III. Flexibility and Benefits
Benefits Derived from Flexibility Training
- An increase in range of motion
- Reduction of low-back pain and injury
- Reduction in the incidence and severity of injury
- Improvement in posture and muscle symmetry
- Delay in the onset of muscular fatigue
- Prevention and alleviation of muscle soreness after exercise
- Increase in the level of certain skills and muscular efficiency
- Promotion of mental relaxation
- Personal enjoyment and gratification
Here are some practical pointers for developing a sound flexibility program:
- Flexibility exercises should be done regularly. Similar to strength, it is important to stretch various muscle groups in the arms, legs and back. There are many books on the market that contain hundreds of different flexibility exercises. Have the person select the exercises he or she enjoys, photocopy each picture, and make a booklet so that the person can perform the exercises several times during the day while watching television (during commercials) or listening to the radio.
- Each stretch should last approximately 10 to 15 seconds.

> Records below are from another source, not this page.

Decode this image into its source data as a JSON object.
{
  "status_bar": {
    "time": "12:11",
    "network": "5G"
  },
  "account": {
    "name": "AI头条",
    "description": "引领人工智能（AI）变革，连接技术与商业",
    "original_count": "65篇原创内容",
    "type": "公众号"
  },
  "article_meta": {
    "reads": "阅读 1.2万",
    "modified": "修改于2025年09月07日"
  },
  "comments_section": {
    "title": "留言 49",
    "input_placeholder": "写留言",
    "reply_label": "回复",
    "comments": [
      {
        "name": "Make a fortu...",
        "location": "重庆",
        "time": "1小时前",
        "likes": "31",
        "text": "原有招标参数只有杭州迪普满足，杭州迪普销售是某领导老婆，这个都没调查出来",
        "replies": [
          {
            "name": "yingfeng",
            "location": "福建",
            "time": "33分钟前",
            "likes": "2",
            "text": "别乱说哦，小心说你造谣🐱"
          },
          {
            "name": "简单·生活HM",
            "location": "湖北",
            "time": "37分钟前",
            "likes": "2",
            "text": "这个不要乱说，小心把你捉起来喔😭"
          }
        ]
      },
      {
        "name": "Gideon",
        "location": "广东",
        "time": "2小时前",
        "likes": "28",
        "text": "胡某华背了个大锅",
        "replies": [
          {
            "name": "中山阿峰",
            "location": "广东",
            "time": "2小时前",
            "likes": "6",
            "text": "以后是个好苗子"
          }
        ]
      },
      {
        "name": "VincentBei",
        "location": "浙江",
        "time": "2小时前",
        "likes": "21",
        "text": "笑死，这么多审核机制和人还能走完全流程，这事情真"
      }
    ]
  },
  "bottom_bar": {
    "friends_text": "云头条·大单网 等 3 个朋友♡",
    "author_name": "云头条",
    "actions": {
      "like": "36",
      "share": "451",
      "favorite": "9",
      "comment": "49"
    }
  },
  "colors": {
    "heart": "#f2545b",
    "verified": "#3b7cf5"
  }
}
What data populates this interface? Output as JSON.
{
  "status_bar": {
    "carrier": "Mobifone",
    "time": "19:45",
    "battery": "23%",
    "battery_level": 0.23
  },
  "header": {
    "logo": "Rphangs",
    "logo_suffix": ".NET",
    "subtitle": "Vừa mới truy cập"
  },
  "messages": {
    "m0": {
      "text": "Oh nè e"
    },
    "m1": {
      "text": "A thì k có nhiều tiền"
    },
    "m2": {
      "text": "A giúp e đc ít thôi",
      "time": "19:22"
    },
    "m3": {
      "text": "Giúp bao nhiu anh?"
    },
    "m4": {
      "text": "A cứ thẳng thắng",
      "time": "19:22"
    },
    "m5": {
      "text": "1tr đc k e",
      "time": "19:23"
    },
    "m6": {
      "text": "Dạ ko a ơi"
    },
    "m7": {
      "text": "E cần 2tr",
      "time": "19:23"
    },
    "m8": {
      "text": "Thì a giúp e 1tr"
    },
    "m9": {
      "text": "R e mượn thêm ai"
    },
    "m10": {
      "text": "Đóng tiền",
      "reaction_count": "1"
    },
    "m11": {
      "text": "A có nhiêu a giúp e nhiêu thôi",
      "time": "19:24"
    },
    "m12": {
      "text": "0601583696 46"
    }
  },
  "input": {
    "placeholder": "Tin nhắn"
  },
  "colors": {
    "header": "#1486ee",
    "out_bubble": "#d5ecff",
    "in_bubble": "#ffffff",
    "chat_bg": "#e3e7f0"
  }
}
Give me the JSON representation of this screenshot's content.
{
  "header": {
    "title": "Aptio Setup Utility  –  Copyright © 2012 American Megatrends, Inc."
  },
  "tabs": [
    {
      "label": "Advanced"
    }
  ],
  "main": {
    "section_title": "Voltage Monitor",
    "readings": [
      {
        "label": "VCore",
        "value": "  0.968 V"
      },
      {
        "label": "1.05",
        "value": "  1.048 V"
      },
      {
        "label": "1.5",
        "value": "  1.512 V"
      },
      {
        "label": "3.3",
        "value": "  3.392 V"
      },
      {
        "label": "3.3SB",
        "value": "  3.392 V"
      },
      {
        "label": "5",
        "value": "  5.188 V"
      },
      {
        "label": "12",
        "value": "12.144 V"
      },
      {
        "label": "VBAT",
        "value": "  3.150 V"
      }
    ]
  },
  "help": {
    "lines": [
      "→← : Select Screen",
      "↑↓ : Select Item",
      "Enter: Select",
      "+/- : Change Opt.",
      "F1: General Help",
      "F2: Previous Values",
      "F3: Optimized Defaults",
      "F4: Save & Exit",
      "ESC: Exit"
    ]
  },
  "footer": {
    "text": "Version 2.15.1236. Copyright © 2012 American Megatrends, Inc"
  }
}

Initially, this will feel like a long time, but once the person becomes conditioned, he or she will have an easier time performing the exercises.
- Perform each flexibility exercise three times. Always stretch to the point of discomfort but never to the point of pain. Pain should not be felt during any flexibility exercise. Explain to the person that he or she should feel a little tightness, but never pain.
- Make sure the breath is not held while performing the stretch. Teach the person to breathe normally while performing the exercises.
- Persons with cerebral palsy will often need an extensive flexibility program. Spastic cerebral palsy is accompanied by extreme tightness in the joints, which can adversely affect movement and posture. Flexibility exercises should be performed at regular intervals during the day as often as possible. Six 5-minute routines is a good starting point.